Je me demandais si c'était  un helvétisme, mais il semblerait que non. Voici ce que dit le Larousse (pas forcément toujours une référence, mais bon...)


*postuler *
_verbe transitif_
(latin _postulare_)
*1. *Demander, solliciter (un poste, un emploi).
*2. *Poser comme postulat au départ d'une démonstration.

_verbe intransitif_
*1. Être candidat à un emploi, à une fonction. Postuler à, pour le poste de directeur. *
*2. *Accomplir les actes de procédure qu'implique un procès, en parlant d'un avocat ou d'un avoué.

Selon le Larousse, les deux options proposées par Poireau seraient donc correctes ;-)


----------



## valvende

sincèrement c'est sans doute gramatiquement très juste mais en ce qui concerne un emploi on ne postule pas à  mais pour par contre je suis d'accord avec toi concernant le postuler à dans d'autres cas pas de soucis c'est juste que dans une lettre de demande de poste ça marque pas top
peut être un gallicisme!!!! 
bonne nuit


----------



## LARSAY

Désolé, mais je maintiens que _postuler un emploi _est du meilleur français (pour ceux qui pensent que ce n'est pas du français, c'est d'ailleurs l'exemple donné dans le Larousse. En effet, _postuler _est un autre verbe pour _solliciter _ou _demander_; à ce que je sache, on ne dit pas_ demander à un _emploi _ou solliciter pour un poste!  _


----------



## poireau

Alors est-ce que toutes les trois formes peuvent etre utilisees?

Postuler un poste
postuler a un poste
postuler pour un poste


----------



## poireau

J'ai trouve :
Comment postuler à un poste chez Gaz de France ?
dans
http://faq.gazdefrance.com/question.2.821.49.htm

et

Comment postuler pour un poste en Chine ?
dans
http://www.stages-en-chine.com/postuler-poste/processus-candidature.php

est-ce qu'on pourrait dire les memes phrases en haut sans preposition "pour" ni "a"?


----------



## Montaigne

Je soutiens LARSAY.
On dit "postuler un emploi" et "être postulant pour un emploi".
"Postuler pour" appartient au langage juridique ou ecclésiastique.


----------



## Maître Capello

Je suis également de l'avis de Montaigne et Larsay.

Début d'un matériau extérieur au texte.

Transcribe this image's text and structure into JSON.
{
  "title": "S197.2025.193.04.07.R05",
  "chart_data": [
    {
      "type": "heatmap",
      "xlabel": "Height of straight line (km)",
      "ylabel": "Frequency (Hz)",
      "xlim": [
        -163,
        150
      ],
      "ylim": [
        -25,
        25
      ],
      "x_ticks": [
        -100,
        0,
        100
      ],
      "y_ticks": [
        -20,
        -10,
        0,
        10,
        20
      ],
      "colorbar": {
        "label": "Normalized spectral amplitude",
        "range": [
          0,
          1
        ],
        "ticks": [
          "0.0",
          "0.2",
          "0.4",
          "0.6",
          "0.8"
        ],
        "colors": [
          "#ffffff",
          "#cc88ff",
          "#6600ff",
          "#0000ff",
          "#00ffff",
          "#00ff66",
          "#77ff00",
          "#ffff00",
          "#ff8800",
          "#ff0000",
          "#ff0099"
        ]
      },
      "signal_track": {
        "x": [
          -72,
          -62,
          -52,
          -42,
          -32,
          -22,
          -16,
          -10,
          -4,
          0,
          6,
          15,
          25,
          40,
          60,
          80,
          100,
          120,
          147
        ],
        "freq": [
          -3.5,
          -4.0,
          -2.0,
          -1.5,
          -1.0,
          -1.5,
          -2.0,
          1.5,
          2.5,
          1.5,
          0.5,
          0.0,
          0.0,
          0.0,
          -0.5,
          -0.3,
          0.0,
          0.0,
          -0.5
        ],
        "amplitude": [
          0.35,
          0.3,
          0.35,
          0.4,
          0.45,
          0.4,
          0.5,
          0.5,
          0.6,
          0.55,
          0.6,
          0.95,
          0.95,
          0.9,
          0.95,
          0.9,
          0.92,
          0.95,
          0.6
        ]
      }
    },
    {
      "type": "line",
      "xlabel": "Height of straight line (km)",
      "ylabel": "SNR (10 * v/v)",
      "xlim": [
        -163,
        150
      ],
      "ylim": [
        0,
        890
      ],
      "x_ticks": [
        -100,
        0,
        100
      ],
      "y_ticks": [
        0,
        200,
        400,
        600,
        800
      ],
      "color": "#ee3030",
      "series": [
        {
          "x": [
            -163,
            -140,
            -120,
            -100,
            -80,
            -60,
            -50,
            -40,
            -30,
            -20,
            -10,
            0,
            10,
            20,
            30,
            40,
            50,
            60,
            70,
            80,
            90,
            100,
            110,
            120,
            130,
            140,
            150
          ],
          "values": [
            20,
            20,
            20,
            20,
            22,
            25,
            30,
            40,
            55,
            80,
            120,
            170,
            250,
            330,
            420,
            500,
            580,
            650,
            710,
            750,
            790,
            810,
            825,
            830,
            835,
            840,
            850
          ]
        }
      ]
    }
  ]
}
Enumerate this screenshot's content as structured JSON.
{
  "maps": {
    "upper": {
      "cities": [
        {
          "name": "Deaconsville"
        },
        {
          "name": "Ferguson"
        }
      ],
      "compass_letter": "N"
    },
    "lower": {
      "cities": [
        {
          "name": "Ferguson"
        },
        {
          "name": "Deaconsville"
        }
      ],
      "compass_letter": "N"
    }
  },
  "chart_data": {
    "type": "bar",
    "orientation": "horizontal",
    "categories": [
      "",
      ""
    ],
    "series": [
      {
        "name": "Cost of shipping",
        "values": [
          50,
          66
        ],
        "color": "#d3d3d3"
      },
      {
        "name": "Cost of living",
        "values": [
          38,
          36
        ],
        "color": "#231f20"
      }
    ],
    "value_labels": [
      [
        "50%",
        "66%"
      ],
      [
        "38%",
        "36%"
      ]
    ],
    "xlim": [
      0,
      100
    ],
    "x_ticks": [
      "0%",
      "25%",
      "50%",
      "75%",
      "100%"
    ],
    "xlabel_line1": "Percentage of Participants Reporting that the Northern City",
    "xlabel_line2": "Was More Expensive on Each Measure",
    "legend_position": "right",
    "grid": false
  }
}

On dit bien _postuler un emploi/poste (de XXX) à/chez YYY_ mais la construction transitive indirecte (_postuler à/pour un poste_) est également acceptée…


----------



## Maric Ol

Selon le Petit Robert, les 3 formes sont correctes:
(édition 2008) 
*Postuler* - *II* - v.tr. (...) postuler un emploi (ou TR. IND. _postuler à,_ _pour _un emploi).


----------



## Maric Ol

Ah! Comment je pourrai traduire "il postule pour un métier". Merci!


----------



## Sisal

Définition du Trésor de la langue française
*A. *−Demander, réclamer. _J'espère bien (...) qu'il _[_un enfant trouvé_]_ ne sera postulé par personne _(Hugo, _N.-D. Paris,_ 1832, p.167). _Ils peuvent postuler un prêt d'équipement avec des chances raisonnables de l'obtenir _(Jocard, _Tour. et action État,_ 1966, p.199). − _En partic., usuel _[Le compl. d'obj. désigne un emploi, un poste, un titre] Synon. _être candidat* à (qqc.)._ _Postuler la place d'inspecteur de marée à la halle de Paris _(Marat, _Pamphlets, _À ses concitoyens élect., 1792, p.331). _Un diplôme donnant droit de postuler un emploi de professeur dans un établissement public d'enseignement _(_Encyclop. éduc.,_ 1960, p.75). *Rem. *On rencontre la constr. trans. indir. _postuler à, pour _(un emploi): _Un candidat à la fonction publique ne peut être retenu que s'il possède des aptitudes techniques à l'emploi pour lequel il postule _(_ibid., _p.288).

Donc, on peut dire : postuler un emploi, à un emploi, pour un emploi. Mais pas un métier.
Il y a effectivement un sens écclésiatique (demander par postulation)


----------



## marandescu

Je me permets de rouvrir cette discussion avec une question supplémentaire.

Est-ce que la même logique peut s'appliquer à l'expression "se porter candidat" ? C'est à dire, est-ce qu'on peut dire "je me porte candidat au poste ..." aussi bien que "je me porte candidat pour le poste ...".

J'aurais utilisé plutôt la préposition à, mais j'ai récemment rencontré l'emploi de pour chez un locuteur natif, enseignant de français qui plus est. Du coup, je ne suis plus sûr de mon hypothèse initiale, mais je n’ose pas lui demander s'il a fait une faute ou pas .


----------



## JClaudeK

marandescu said:


> est-ce qu'on peut dire "je me porte candidat au poste ..."


Oui, on peut.

Voir ici:


> - On est candidat *à* un poste***
> - On pose sa candidature, ou on soumet sa candidature à un employeur/recruteur


***ou: se porter candidat à ....
cf:
Poser sa candidature / Se porter candidat(e)


----------